Acordo para transição no Iêmen fracassa, dizem diplomatas

Grupo esperava que Ali Saleh, presidente do Iêmen a quase 33 anos aceitasse acordo que lhe daria imunidade

iG São Paulo |

Diplomatas ocidentais e do Golfo não conseguiram convencer no domingo o presidente do Iêmen, Ali Abdullah Saleh, a assinar um acordo que o tiraria do poder e o transformaria no terceiro líder árabe a ser deposto por protestos populares.

Saleh, um sobrevivente político que já desistiu duas vezes de assinar o acordo no último minuto, está sob intensa pressão diplomática para selar o acordo, mediado pelo Golfo, para acabar com três meses de protestos contra o seu governo.

"Fracassou", disse à Reuters um dos diplomatas. Outro, do Golfo, disse que o Conselho de Cooperação do Golfo, bloco de vizinhos do Iêmen exportadores de petróleo, poderia cancelar a iniciativa como resultado da falha.

O acordo daria imunidade a Saleh, assegurando uma saída digna após quase 33 anos no comando do Estado da Península Arábica, localizado em uma faixa de transporte por meio da qual passam todos os dias três milhões de barris de petróleo.

Centenas de partidários armados de Saleh se uniram contra o acordo no domingo, bloqueando diversas ruas e impedindo que um mediador do Golfo deixasse a embaixada dos Emirados Árabes Unidos para ir ao palácio presidencial, em Sanaa, para a assinatura do acordo, segundo uma testemunha.

Os Estados Unidos e a Arábia Saudita, ambos alvos de ataques frustrados da ala da Al Qaeda no Iêmen, estão ansiosos para acabar com o impasse no país, para evitar mais caos que poderia dar à rede militante mais espaço para prosperar.

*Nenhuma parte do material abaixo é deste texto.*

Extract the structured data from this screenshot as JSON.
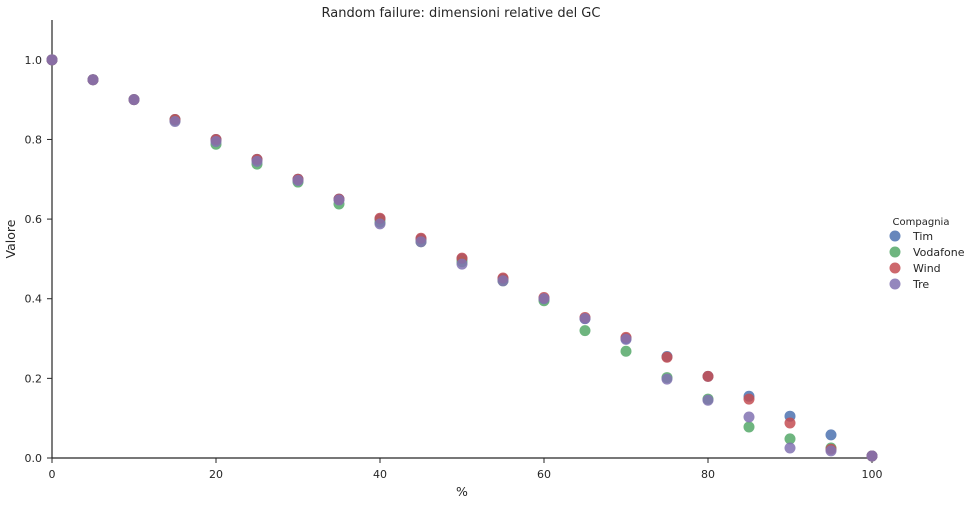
{
  "chart_data": {
    "type": "scatter",
    "title": "Random failure: dimensioni relative del GC",
    "xlabel": "%",
    "ylabel": "Valore",
    "xlim": [
      0,
      100
    ],
    "ylim": [
      0,
      1.1
    ],
    "xticks": [
      0,
      20,
      40,
      60,
      80,
      100
    ],
    "yticks": [
      0.0,
      0.2,
      0.4,
      0.6,
      0.8,
      1.0
    ],
    "grid": false,
    "legend": {
      "title": "Compagnia",
      "placement": "right"
    },
    "x": [
      0,
      5,
      10,
      15,
      20,
      25,
      30,
      35,
      40,
      45,
      50,
      55,
      60,
      65,
      70,
      75,
      80,
      85,
      90,
      95,
      100
    ],
    "series": [
      {
        "name": "Tim",
        "color": "#4c72b0",
        "values": [
          1.0,
          0.95,
          0.9,
          0.85,
          0.8,
          0.75,
          0.7,
          0.65,
          0.6,
          0.55,
          0.5,
          0.45,
          0.4,
          0.35,
          0.3,
          0.255,
          0.205,
          0.155,
          0.105,
          0.058,
          0.005
        ]
      },
      {
        "name": "Vodafone",
        "color": "#55a868",
        "values": [
          1.0,
          0.95,
          0.9,
          0.848,
          0.788,
          0.738,
          0.693,
          0.638,
          0.592,
          0.543,
          0.493,
          0.445,
          0.395,
          0.32,
          0.268,
          0.202,
          0.148,
          0.078,
          0.048,
          0.025,
          0.005
        ]
      },
      {
        "name": "Wind",
        "color": "#c44e52",
        "values": [
          1.0,
          0.95,
          0.9,
          0.85,
          0.8,
          0.75,
          0.7,
          0.65,
          0.602,
          0.552,
          0.502,
          0.452,
          0.403,
          0.353,
          0.303,
          0.253,
          0.205,
          0.148,
          0.088,
          0.022,
          0.005
        ]
      },
      {
        "name": "Tre",
        "color": "#8172b2",
        "values": [
          1.0,
          0.95,
          0.9,
          0.845,
          0.795,
          0.745,
          0.697,
          0.648,
          0.588,
          0.543,
          0.487,
          0.445,
          0.4,
          0.35,
          0.298,
          0.198,
          0.145,
          0.103,
          0.025,
          0.018,
          0.005
        ]
      }
    ]
  }
}
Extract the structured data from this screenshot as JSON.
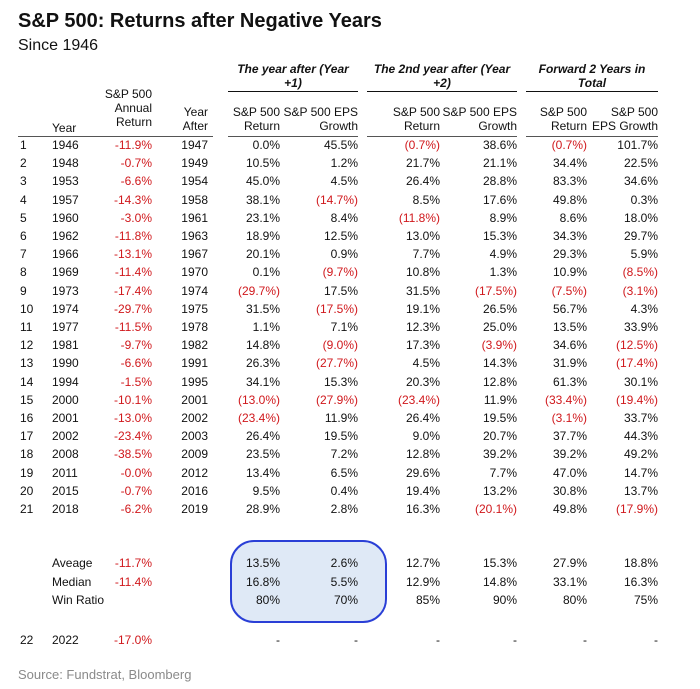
{
  "title": "S&P 500: Returns after Negative Years",
  "subtitle": "Since 1946",
  "groups": {
    "year_after": "The year after (Year +1)",
    "second_year": "The 2nd year after (Year +2)",
    "forward_two": "Forward 2 Years in Total"
  },
  "headers": {
    "year": "Year",
    "annual_line1": "S&P 500",
    "annual_line2": "Annual",
    "annual_line3": "Return",
    "year_after_line1": "Year",
    "year_after_line2": "After",
    "ret1_line1": "S&P 500",
    "ret1_line2": "Return",
    "eps1_line1": "S&P 500 EPS",
    "eps1_line2": "Growth",
    "ret2_line1": "S&P 500",
    "ret2_line2": "Return",
    "eps2_line1": "S&P 500 EPS",
    "eps2_line2": "Growth",
    "ret3_line1": "S&P 500",
    "ret3_line2": "Return",
    "eps3_line1": "S&P 500",
    "eps3_line2": "EPS Growth"
  },
  "rows": [
    [
      "1",
      "1946",
      "-11.9%",
      "1947",
      "0.0%",
      "45.5%",
      "(0.7%)",
      "38.6%",
      "(0.7%)",
      "101.7%"
    ],
    [
      "2",
      "1948",
      "-0.7%",
      "1949",
      "10.5%",
      "1.2%",
      "21.7%",
      "21.1%",
      "34.4%",
      "22.5%"
    ],
    [
      "3",
      "1953",
      "-6.6%",
      "1954",
      "45.0%",
      "4.5%",
      "26.4%",
      "28.8%",
      "83.3%",
      "34.6%"
    ],
    [
      "4",
      "1957",
      "-14.3%",
      "1958",
      "38.1%",
      "(14.7%)",
      "8.5%",
      "17.6%",
      "49.8%",
      "0.3%"
    ],
    [
      "5",
      "1960",
      "-3.0%",
      "1961",
      "23.1%",
      "8.4%",
      "(11.8%)",
      "8.9%",
      "8.6%",
      "18.0%"
    ],
    [
      "6",
      "1962",
      "-11.8%",
      "1963",
      "18.9%",
      "12.5%",
      "13.0%",
      "15.3%",
      "34.3%",
      "29.7%"
    ],
    [
      "7",
      "1966",
      "-13.1%",
      "1967",
      "20.1%",
      "0.9%",
      "7.7%",
      "4.9%",
      "29.3%",
      "5.9%"
    ],
    [
      "8",
      "1969",
      "-11.4%",
      "1970",
      "0.1%",
      "(9.7%)",
      "10.8%",
      "1.3%",
      "10.9%",
      "(8.5%)"
    ],
    [
      "9",
      "1973",
      "-17.4%",
      "1974",
      "(29.7%)",
      "17.5%",
      "31.5%",
      "(17.5%)",
      "(7.5%)",
      "(3.1%)"
    ],
    [
      "10",
      "1974",
      "-29.7%",
      "1975",
      "31.5%",
      "(17.5%)",
      "19.1%",
      "26.5%",
      "56.7%",
      "4.3%"
    ],
    [
      "11",
      "1977",
      "-11.5%",
      "1978",
      "1.1%",
      "7.1%",
      "12.3%",
      "25.0%",
      "13.5%",
      "33.9%"
    ],
    [
      "12",
      "1981",
      "-9.7%",
      "1982",
      "14.8%",
      "(9.0%)",
      "17.3%",
      "(3.9%)",
      "34.6%",
      "(12.5%)"
    ],
    [
      "13",
      "1990",
      "-6.6%",
      "1991",
      "26.3%",
      "(27.7%)",
      "4.5%",
      "14.3%",
      "31.9%",
      "(17.4%)"
    ],
    [
      "14",
      "1994",
      "-1.5%",
      "1995",
      "34.1%",
      "15.3%",
      "20.3%",
      "12.8%",
      "61.3%",
      "30.1%"
    ],
    [
      "15",
      "2000",
      "-10.1%",
      "2001",
      "(13.0%)",
      "(27.9%)",
      "(23.4%)",
      "11.9%",
      "(33.4%)",
      "(19.4%)"
    ],
    [
      "16",
      "2001",
      "-13.0%",
      "2002",
      "(23.4%)",
      "11.9%",
      "26.4%",
      "19.5%",
      "(3.1%)",
      "33.7%"
    ],
    [
      "17",
      "2002",
      "-23.4%",
      "2003",
      "26.4%",
      "19.5%",
      "9.0%",
      "20.7%",
      "37.7%",
      "44.3%"
    ],
    [
      "18",
      "2008",
      "-38.5%",
      "2009",
      "23.5%",
      "7.2%",
      "12.8%",
      "39.2%",
      "39.2%",
      "49.2%"
    ],
    [
      "19",
      "2011",
      "-0.0%",
      "2012",
      "13.4%",
      "6.5%",
      "29.6%",
      "7.7%",
      "47.0%",
      "14.7%"
    ],
    [
      "20",
      "2015",
      "-0.7%",
      "2016",
      "9.5%",
      "0.4%",
      "19.4%",
      "13.2%",
      "30.8%",
      "13.7%"
    ],
    [
      "21",
      "2018",
      "-6.2%",
      "2019",
      "28.9%",
      "2.8%",
      "16.3%",
      "(20.1%)",
      "49.8%",
      "(17.9%)"
    ]
  ],
  "summary": [
    {
      "label": "Aveage",
      "annual": "-11.7%",
      "ret1": "13.5%",
      "eps1": "2.6%",
      "ret2": "12.7%",
      "eps2": "15.3%",
      "ret3": "27.9%",
      "eps3": "18.8%"
    },
    {
      "label": "Median",
      "annual": "-11.4%",
      "ret1": "16.8%",
      "eps1": "5.5%",
      "ret2": "12.9%",
      "eps2": "14.8%",
      "ret3": "33.1%",
      "eps3": "16.3%"
    },
    {
      "label": "Win Ratio",
      "annual": "",
      "ret1": "80%",
      "eps1": "70%",
      "ret2": "85%",
      "eps2": "90%",
      "ret3": "80%",
      "eps3": "75%"
    }
  ],
  "last_row": [
    "22",
    "2022",
    "-17.0%",
    "-",
    "-",
    "-",
    "-",
    "-",
    "-"
  ],
  "source": "Source: Fundstrat, Bloomberg",
  "colors": {
    "negative": "#d0181c",
    "highlight_border": "#2a3fd6",
    "highlight_fill": "#dfe9f6"
  }
}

Mais de 170 manifestantes foram mortos na repressão aos protestos, que são parte da onda de revoltas que tomou conta do Oriente Médio e Norte da África e que já derrubou os líderes da Tunísia e do Egito.

Ali Saleh fez um pronunciamento em que considerou "extraoficial" a assinatura no sábado por parte dos partidos da oposição do plano dos países do Golfo Pérsico para dar uma saída à crise no país. Saleh disse a assinatura foi feita a portas fechadas e pediu aos opositores que o façam diante das câmaras de televisão. "Vou assinar se a oposição vier ao palácio presidencial", disse Saleh, depois que o governista Congresso Geral do Povo (GPC) mudou de postura em relação ao plano.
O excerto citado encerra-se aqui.